Jeffries attended Lafayette College for his undergraduate work. At Lafayette, he pledged, and was accepted into, the fraternity Pi Lambda Phi. In his senior year, Jeffries was elected president of the fraternity. After graduating with honors in 1959, he won a Rotary International fellowship to the University of Lausanne in Switzerland. In 1961, he began study at Columbia University's School of International Affairs, from which he received a master's degree in 1965.

At the same time, Jeffries worked for Operation Crossroads Africa, allowing him to spend time in Guinea, Mali, Senegal, and the Ivory Coast. He became the program coordinator for West Africa in 1965. Jeffries became a political science instructor at City College of New York (CCNY) in 1969 and received his doctorate from Columbia University in 1971 with a dissertation on politics in the Ivory Coast. He became the founding chairman of Black Studies at San Jose State College in California. A year later, he became a tenured professor at CCNY and chair of its new Black Studies Department.

Jeffries became popular among students and as a speaker at college campuses and public organizations. He is known for his Pan-African Afrocentrist views—that the role of African people in history and the accomplishments of African Americans are far more important than commonly held.

Jeffries is a proponent of the scientifically racist pseudoscientific melanin theory, which posits that greater skin pigmentation makes Black people inherently superior to white people. He says melanin allows Black people to "negotiate the vibrations of the universe and to deal with the ultraviolet rays of the sun". Jeffries has stated the idea that whites are "ice people" who are violent and cruel, while blacks are "sun people" who are compassionate and peaceful; historian Mia Bay attributes the origins of this hypothesis to the writings of the anthropologist Cheikh Anta Diop as well as Michael Bradley, author of The Iceman Inheritance.

== Removal as chairman and legal battles (1990s) ==
During a 1991 speech at the Empire State Black Arts and Cultural Festival in Albany, New York, Jeffries asserted that Russian Jews and the American Mafia were behind a conspiracy of Hollywood film producers to denigrate Black people, and that Jews had also controlled the Atlantic slave trade. His remarks were broadcast on cable television, drawing angry responses from Italian and Jewish Americans.

In 1992, Jeffries first got his term shortened from three years to one, and then was removed as chair of the department of African-American studies, but allowed to stay as a professor. He sued the school, and in August 1993 a federal jury found that his First Amendment rights had been violated. But Jeffries had been unanimously reappointed as chair. He was awarded $400,000 in damages (later reduced to $360,000).

The school appealed, but the federal appeals court upheld the verdict while removing the damages. The CUNY Institute for Research on the Diaspora in the Americas and Caribbean was created to do black research independent of Jeffries's department.
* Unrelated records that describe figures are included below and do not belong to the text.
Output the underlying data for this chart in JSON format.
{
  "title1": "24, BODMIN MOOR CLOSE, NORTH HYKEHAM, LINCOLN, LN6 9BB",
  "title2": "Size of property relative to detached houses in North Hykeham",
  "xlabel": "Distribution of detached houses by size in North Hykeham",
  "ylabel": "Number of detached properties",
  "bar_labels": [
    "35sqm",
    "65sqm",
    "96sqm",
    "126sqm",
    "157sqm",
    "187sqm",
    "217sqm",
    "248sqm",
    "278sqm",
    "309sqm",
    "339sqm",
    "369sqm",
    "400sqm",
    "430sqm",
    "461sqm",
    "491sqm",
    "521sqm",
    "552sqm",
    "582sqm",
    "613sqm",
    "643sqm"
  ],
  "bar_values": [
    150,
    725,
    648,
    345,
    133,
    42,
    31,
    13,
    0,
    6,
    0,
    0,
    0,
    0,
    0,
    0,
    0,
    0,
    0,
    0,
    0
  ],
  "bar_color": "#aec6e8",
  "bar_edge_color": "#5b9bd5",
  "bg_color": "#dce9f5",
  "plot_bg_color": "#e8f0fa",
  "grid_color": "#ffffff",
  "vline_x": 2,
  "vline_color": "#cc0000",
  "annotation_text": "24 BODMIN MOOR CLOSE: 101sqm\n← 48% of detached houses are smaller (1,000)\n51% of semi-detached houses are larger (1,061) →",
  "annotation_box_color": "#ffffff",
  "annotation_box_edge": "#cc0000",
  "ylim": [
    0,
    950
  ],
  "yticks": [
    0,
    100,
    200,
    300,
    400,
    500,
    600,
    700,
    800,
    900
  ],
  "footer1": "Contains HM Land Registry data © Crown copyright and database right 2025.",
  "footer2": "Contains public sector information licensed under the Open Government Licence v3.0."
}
It was headed by Edmund Gordon, who had led the Black Studies Department before Jeffries was reinstated.

In November 1994, the Supreme Court told the appeals court to reconsider after a related Supreme Court decision. The appeals court reversed its decision in April 1995.

=== Academic freedom debate ===
Jeffries's case led to debate about tenure, academic freedom and free speech. He was sometimes compared to Michael Levin, a CUNY professor who outside the classroom claimed that black people are inferior, and had recently won against the school in court.

One interpretation of Jeffries's case is that while a university cannot fire a professor for opinions and speech, it has more flexibility with a position like department chair. Another is that it allows public institutions to discipline employees in general for disruptive speech.

== Works ==
His State of New York consultancy allowed him to produce the document A Curriculum of Inclusion, calling for changing school curricula to include African, Asian and Latino families.